Rating:  Summary: "I am Bovary!" Review: The above is a quote by Flaubert when asked how he conceptualized a woman so well. With such classic, I often wonder how to review them, a thousand minds, finer and baser than mine have written and spoken on them so I can only speak as a writer to what touches me. The form of finding a unisexual voice as a writer. My work was often praised for its' ability to transverse, transcend, or transform with simple intonation from male to female to female to male. I had yet to find many writers who I felt did so without a denegrating tone to the feminine or an absurdist to the masculine but when recommended Flaubert by Prof. Raymond Federman, a writer of esteem of experiemental literature, I had to jump in, no? Flaubert achieves the balance, the intonation of harmonious tones that make Bovary live. Her fall from grace, her collapse to infidelity out of spite, loneliness, boredom, isolation, sexual awakening is fraught with the peril of public scorn. Adultery these days is TV fodder, so commonplace that I wonder in mature relationships if one actually expects it. But Flaubert wisely chose to question it from the point of the guilty in a world where guilt was tantamont to self-destruction. Bovary breathes as if written by a woman, though I feel such a statement is what undermines literature. Bovary breathes because she was written by a writer not obsessed with his gender or sexuality of even the societal mores that he was challenging. Again Flaubert should be read with a guide if a classroom setting is not available but it shouldnt be abandoned because of age or nationality. There is a sense that the romanticism attached to the conventional French image is being challenged here by burgeoning feminine sexuality. And at the same time I admire Flaubert for being a WRITER and not a gender in his craft.

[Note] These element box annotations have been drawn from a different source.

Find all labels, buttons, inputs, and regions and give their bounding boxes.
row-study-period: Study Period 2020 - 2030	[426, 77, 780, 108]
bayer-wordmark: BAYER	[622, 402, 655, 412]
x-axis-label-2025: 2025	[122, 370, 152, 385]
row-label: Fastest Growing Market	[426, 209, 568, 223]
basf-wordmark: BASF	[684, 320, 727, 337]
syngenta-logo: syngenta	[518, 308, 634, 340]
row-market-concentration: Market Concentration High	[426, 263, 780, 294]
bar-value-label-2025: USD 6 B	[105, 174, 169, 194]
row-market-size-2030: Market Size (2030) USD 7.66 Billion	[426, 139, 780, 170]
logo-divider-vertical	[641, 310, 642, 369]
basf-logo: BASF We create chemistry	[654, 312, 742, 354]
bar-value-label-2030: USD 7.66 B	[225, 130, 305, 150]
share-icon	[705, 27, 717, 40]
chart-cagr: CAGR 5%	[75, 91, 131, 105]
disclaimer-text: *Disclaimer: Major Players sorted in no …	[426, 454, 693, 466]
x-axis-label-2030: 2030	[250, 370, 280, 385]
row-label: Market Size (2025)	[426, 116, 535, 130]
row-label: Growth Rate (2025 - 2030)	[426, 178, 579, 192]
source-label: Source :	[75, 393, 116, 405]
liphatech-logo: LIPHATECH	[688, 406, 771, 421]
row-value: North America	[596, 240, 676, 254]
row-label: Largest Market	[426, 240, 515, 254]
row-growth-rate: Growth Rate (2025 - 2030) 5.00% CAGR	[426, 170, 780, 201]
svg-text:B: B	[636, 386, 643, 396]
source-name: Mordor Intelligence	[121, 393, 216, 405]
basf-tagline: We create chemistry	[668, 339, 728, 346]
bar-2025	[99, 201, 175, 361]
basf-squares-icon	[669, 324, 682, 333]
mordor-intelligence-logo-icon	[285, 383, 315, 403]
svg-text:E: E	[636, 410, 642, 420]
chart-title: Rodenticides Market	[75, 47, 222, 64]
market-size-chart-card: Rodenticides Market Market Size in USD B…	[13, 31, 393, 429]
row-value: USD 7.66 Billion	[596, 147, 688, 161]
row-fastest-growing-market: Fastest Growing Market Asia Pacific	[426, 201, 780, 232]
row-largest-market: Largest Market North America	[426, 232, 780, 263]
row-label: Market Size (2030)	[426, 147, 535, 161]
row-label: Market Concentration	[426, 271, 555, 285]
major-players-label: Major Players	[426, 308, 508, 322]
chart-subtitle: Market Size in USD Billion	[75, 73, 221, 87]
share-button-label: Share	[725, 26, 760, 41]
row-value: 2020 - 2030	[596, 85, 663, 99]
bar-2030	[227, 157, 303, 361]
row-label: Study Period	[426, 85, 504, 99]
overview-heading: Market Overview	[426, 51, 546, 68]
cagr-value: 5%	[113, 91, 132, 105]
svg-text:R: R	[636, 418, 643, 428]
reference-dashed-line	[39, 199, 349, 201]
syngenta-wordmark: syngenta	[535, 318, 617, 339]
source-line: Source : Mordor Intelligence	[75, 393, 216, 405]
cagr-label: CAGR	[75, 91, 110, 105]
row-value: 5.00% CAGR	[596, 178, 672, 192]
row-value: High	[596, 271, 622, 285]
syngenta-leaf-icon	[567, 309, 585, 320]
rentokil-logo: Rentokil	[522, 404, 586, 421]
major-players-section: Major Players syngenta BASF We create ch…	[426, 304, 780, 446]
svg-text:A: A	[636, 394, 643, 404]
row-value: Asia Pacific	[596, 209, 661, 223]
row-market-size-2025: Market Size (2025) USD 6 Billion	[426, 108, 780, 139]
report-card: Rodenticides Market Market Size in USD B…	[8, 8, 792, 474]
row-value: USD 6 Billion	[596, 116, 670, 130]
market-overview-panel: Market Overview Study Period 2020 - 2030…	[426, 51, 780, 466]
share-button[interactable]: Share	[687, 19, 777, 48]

Rating:  Summary: Best Edition for College Papers Review: This is the best edition I know of for writing college papers. Besides having the text of the novel it is full of critical essays and useful material for analyzing the classic.
Rating:  Summary: Makes you think, well worth reading Review: Madame Bovary is a story about a common woman who marries an ordinary husband living an unglamorous middle-class life in a provincial town. It's that realistic. The heroine, Emma Bovary, longs for the wealth, romance, and adventure she finds in the Romantic novels of her time. After her marriage to Charles, a second class doctor, and moving to a small, mediocre town, she finds her life full of routine and banaltiy. She rebels, and seeks to satisfy her desires for a more glamorous life. This leads her to adultery and financial difficulties, which both lead to tragic consequences. Emma Bovary is a character you will either despise for her actions or sympathise with and understand. It is true, her actions bring misfortune to her family, especially her husband Charles. Although he is weak and unambitious, lacking the gallantry of her image of a lover, his sentiments for her are genuine and she fails to see it. Moreover, he so trusts and admires her and never sees through her deception. I find that he is the character, if not most interesting, then most tragic and worthy of sympathy, as he becomes the true victim. As for Emma, like her or hate her, she is one who many will relate to. This is not an exciting read, not fast paced or action-packed. Still, the messages in the book will reward your efforts. I'm no expert on Romantic novels but I think it's quite unlike other novels of it's time. Flaubert's descriptions and use of language are very moving, sometimes disturbing, especially when describing the ravages of sickness or pain. Those who like to contemplate on moral ideas in a literary work, or who love the beauty of language for the sake of it will enjoy this book very much.
Rating:  Summary: Still relevant Review: I think that this book is still very relevant today. I know far too many women who, when they realize that life is not all hearts and flowers, become very bitter and self destructive. They, like Emma, look for other men or other means (not good ones) to give them that romantic rush. This is very much a morality tale. Read it and learn.